Un jour, j'étais dans l'ascenseur de notre immeuble de bureaux à Taipei. Le gars qui se tenait à côté de moi était un représentant d'un fabricant de pochoirs (les pochoirs en pâte à souder sont utilisés dans la production de cartes électroniques). Ce type vient de livrer de nouveaux pochoirs à mon bureau. Soudain il éclata de rire et dit : "Je viens de voir votre usine. Elle est troooooooooooooo minuscule ! Avant de venir ici je suis allé chez mon autre client, il a une chaîne de montage qui fait tout le bloc" ! Il ouvrit les bras aussi largement que le permettaient les murs de l'ascenseur et me regarda avec une curiosité débridée. Pour lui, j'étais un adulte jouant avec des jouets.
Eh bien, je me demande s'il rira encore dans, disons, 10-15 ans. D'ici là, les "tireurs de puces" SMT se réduiront à la taille d'une grande photocopieuse de bureau. Ils seront accompagnés d'un logiciel de gestion sophistiqué qui commandera automatiquement des pièces auprès de distributeurs mondiaux. Les fours et autres équipements nécessaires seront disponibles dans des facteurs de forme verticale pour économiser de l'espace au sol. Des robots abordables seront appelés pour insérer de gros composants, serrer des vis et faire tout ce que les machines SMT ne peuvent pas faire.
Oui, l'avenir de la microfabrication que j'imagine est encore loin, mais la révolution a déjà commencé. Les machines SMT compactes sont presque abordables maintenant, et nous ne sommes qu'au tout début d'un cycle puissant.
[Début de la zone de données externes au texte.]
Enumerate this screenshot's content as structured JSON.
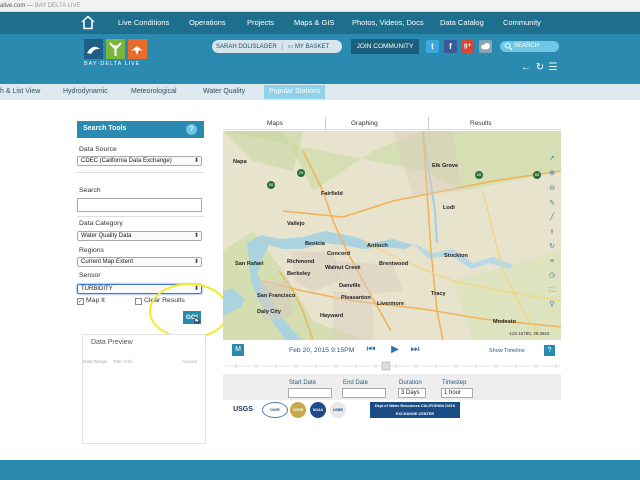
{
  "browser": {
    "host": "alive.com",
    "title": "BAY DELTA LIVE"
  },
  "topnav": {
    "items": [
      "Live Conditions",
      "Operations",
      "Projects",
      "Maps & GIS",
      "Photos, Videos, Docs",
      "Data Catalog",
      "Community"
    ]
  },
  "header": {
    "logo_text": "BAY·DELTA LIVE",
    "user": "SARAH DOLISLAGER",
    "basket": "MY BASKET",
    "join": "JOIN COMMUNITY",
    "search": "SEARCH",
    "social": [
      "t",
      "f",
      "g+",
      "flickr"
    ]
  },
  "tabs": {
    "items": [
      "h & List View",
      "Hydrodynamic",
      "Meteorological",
      "Water Quality",
      "Popular Stations"
    ],
    "active": "Popular Stations"
  },
  "search_tools": {
    "title": "Search Tools",
    "help": "?",
    "data_source_label": "Data Source",
    "data_source_value": "CDEC (California Data Exchange)",
    "search_label": "Search",
    "search_value": "",
    "category_label": "Data Category",
    "category_value": "Water Quality Data",
    "regions_label": "Regions",
    "regions_value": "Current Map Extent",
    "sensor_label": "Sensor",
    "sensor_value": "TURBIDITY",
    "map_it_label": "Map It",
    "map_it_checked": true,
    "clear_label": "Clear Results",
    "clear_checked": false,
    "go": "GO!"
  },
  "data_preview": {
    "title": "Data Preview",
    "columns": [
      "Data Range",
      "Title / Info",
      "Actions"
    ]
  },
  "map": {
    "tabs": [
      "Maps",
      "Graphing",
      "Results"
    ],
    "cities": [
      "Napa",
      "Vallejo",
      "Fairfield",
      "Elk Grove",
      "Antioch",
      "Concord",
      "Stockton",
      "Richmond",
      "Berkeley",
      "San Rafael",
      "San Francisco",
      "Daly City",
      "Hayward",
      "Modesto",
      "Lodi",
      "Walnut Creek",
      "Danville",
      "Brentwood",
      "Tracy",
      "Livermore",
      "Benicia",
      "Pleasanton"
    ],
    "markers": [
      "29",
      "65",
      "50"
    ],
    "tools": [
      "pointer",
      "zoom-in",
      "zoom-out",
      "pencil",
      "draw",
      "upload",
      "refresh",
      "layers",
      "clock",
      "fullscreen",
      "search"
    ],
    "scale": "-122.15780, 38.3815"
  },
  "timeline": {
    "m_button": "M",
    "date": "Feb 20, 2015 9:15PM",
    "show_timeline": "Show Timeline",
    "help": "?",
    "start_label": "Start Date",
    "end_label": "End Date",
    "duration_label": "Duration",
    "duration_value": "3 Days",
    "timestep_label": "Timestep",
    "timestep_value": "1 hour"
  },
  "partners": [
    "USGS",
    "DWR",
    "CDFW",
    "NOAA",
    "USBR",
    "Dept of Water Resources CALIFORNIA DATA EXCHANGE CENTER"
  ]
}
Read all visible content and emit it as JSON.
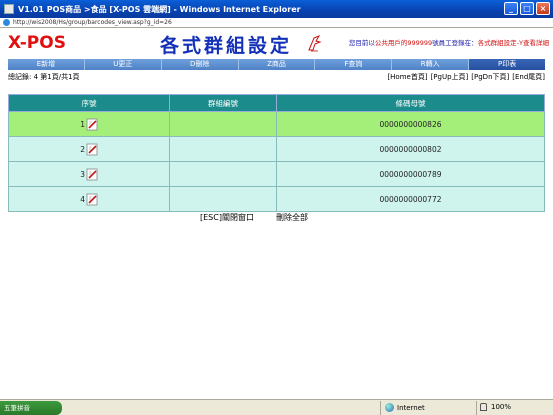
{
  "window": {
    "title": "V1.01 POS商品 >食品 [X-POS 雲端網] - Windows Internet Explorer",
    "url": "http://wis2008/Hs/group/barcodes_view.asp?g_id=26"
  },
  "header": {
    "logo": "X-POS",
    "page_title": "各式群組設定",
    "user_info_prefix": "您目前以",
    "user_info_mid": "公共用戶的999999",
    "user_info_suffix": "號員工登錄在：",
    "location": "各式群組設定-Y查看詳細"
  },
  "menu": [
    {
      "label": "E新增",
      "active": false
    },
    {
      "label": "U更正",
      "active": false
    },
    {
      "label": "D刪除",
      "active": false
    },
    {
      "label": "Z商品",
      "active": false
    },
    {
      "label": "F查詢",
      "active": false
    },
    {
      "label": "R轉入",
      "active": false
    },
    {
      "label": "P印表",
      "active": true
    }
  ],
  "info": {
    "summary": "總記錄: 4  第1頁/共1頁",
    "pager": [
      "[Home首頁]",
      "[PgUp上頁]",
      "[PgDn下頁]",
      "[End尾頁]"
    ]
  },
  "table": {
    "headers": [
      "序號",
      "群組編號",
      "條碼母號"
    ],
    "rows": [
      {
        "seq": "1",
        "group": "",
        "barcode": "0000000000826",
        "selected": true
      },
      {
        "seq": "2",
        "group": "",
        "barcode": "0000000000802",
        "selected": false
      },
      {
        "seq": "3",
        "group": "",
        "barcode": "0000000000789",
        "selected": false
      },
      {
        "seq": "4",
        "group": "",
        "barcode": "0000000000772",
        "selected": false
      }
    ]
  },
  "actions": {
    "close": "[ESC]關閉窗口",
    "delete_all": "刪除全部"
  },
  "statusbar": {
    "taskbar_label": "五筆拼音",
    "zone": "Internet",
    "zoom": "100%"
  },
  "colors": {
    "accent": "#1b8b8b",
    "selected_row": "#a4ee7a",
    "row": "#cff4ee",
    "menu": "#5b8fd0"
  }
}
Ce cycle s'est répété d'innombrables fois auparavant. Une fois que vous avez acheté une voiture, vous étiez beaucoup moins susceptible de prendre un bus. Dès que vous avez eu une imprimante laser dans votre bureau, vous avez presque entièrement disparu en tant que client de l'imprimerie. Une fois que vous avez acheté votre équipement de microfabrication… je vous laisse terminer cette réflexion.